I'm A High School Junior And I Regret Being A Middle School Valedictorian
Middle school: also known as the dreadful pinpoint where insecurities, drama, hormones, and smelly kids are forced inside a school building. When I was in the sixth grade, I thought my middle school was hell. The food was trash and there were always bloody tampons on the bathroom floors. However, now that I am in high school, I realize that sixth to eighth grade was actually the least stressful summit of my life.
I’m currently 16, and a junior in high school. With my bedroom now considered more of a primary classroom than a resting place, I’ve spent the bulk of this year at home. Although it was boring at times, I was able to catch up with my middle school friends through Instagram. Our conversations mainly consist of random debates such as if orange juice or apple juice is a better drink (orange juice is totally better, in my opinion), but talking to them forces me to acknowledge my ignorance during the years we hung out in real life.
When I was in the sixth grade, my brother was going to high school as a freshman. But he wasn’t going to the average high school; the school he was going to ranked better than every school in our state. In order to be accepted, he had to submit his middle school grades, test scores, and was required to be interviewed by a teacher. About one thousand kids apply each year, and only one hundred are accepted. I wanted to get accepted into the same school, but for the wrong reasons. I was desperate to impress my parents, peers, and friends.
From sixth to eighth grade, I maintained the highest GPA in my class. Although, I believe that being a well-behaved student and having great connections with the staff contributed to my straight As. I received the athlete award from my PE teacher — an award that was gifted to only one student in the school every year, and I wasn’t even an athlete.
Over time, grades made me snobby. In the report cards, there was a ratio that compares your grades to other students. Sometimes my grades would shift from best-receiving scores to second best, but I ended up being the valedictorian. It made me feel superior, and it served me terribly when I got accepted into my dream high school.
All of my life, I had been complimented on my intelligence and creativity. I thought that I was outstanding in every category of academics and arts. But my first lecture at the high school was from a blunt engineering teacher who candidly said that we are no longer special. Everyone in the room had impeccable middle school grades, had a grand reputation, so no one was special because we were all the same.
I wouldn’t prefer being called stupid or incapable, but I wish somebody told me I wasn’t so smart back in my snobbish middle school years. I exaggerated so much about what I actually knew, that I didn’t realize how much I didn’t know.
I also wish that somebody had told me to do the things I genuinely enjoyed. It makes me sad that my middle school life was spent on doing activities that I only did because of an unnecessary pressure I put on myself to keep up a “smart” stereotype. Like, I was on the LEGO robotics team, yet I understood nothing about building with LEGOs or the coding that came with it.

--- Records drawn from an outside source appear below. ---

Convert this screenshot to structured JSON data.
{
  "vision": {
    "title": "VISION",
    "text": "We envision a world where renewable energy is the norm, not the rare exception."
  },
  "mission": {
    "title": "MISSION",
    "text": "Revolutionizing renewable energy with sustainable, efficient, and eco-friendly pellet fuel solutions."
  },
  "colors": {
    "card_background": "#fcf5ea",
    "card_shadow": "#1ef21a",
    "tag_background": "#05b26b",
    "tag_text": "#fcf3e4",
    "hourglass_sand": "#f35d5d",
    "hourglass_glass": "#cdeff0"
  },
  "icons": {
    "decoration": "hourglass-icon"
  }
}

Although it’s irrelevant now, I kinda wish I had a fun memory I could look back to from middle school.
I made the mistake of basing my worthiness on grades. So when I started getting Cs and low Bs in high school, I lost a lot of my internal self-worth.
Don’t get me wrong! I am grateful for the opportunities I have been given. I have adjusted to my high school atmosphere, and life is going in the right direction now.
Great grades are fantastic, and being a valedictorian is amazing! But I can’t help but regret how my focus on school put a barrier between friendships and happiness. Becoming a valedictorian is often accomplished with sacrifice, and I partially feel like I sacrificed too much for something that, in the future, won’t really matter that much at all.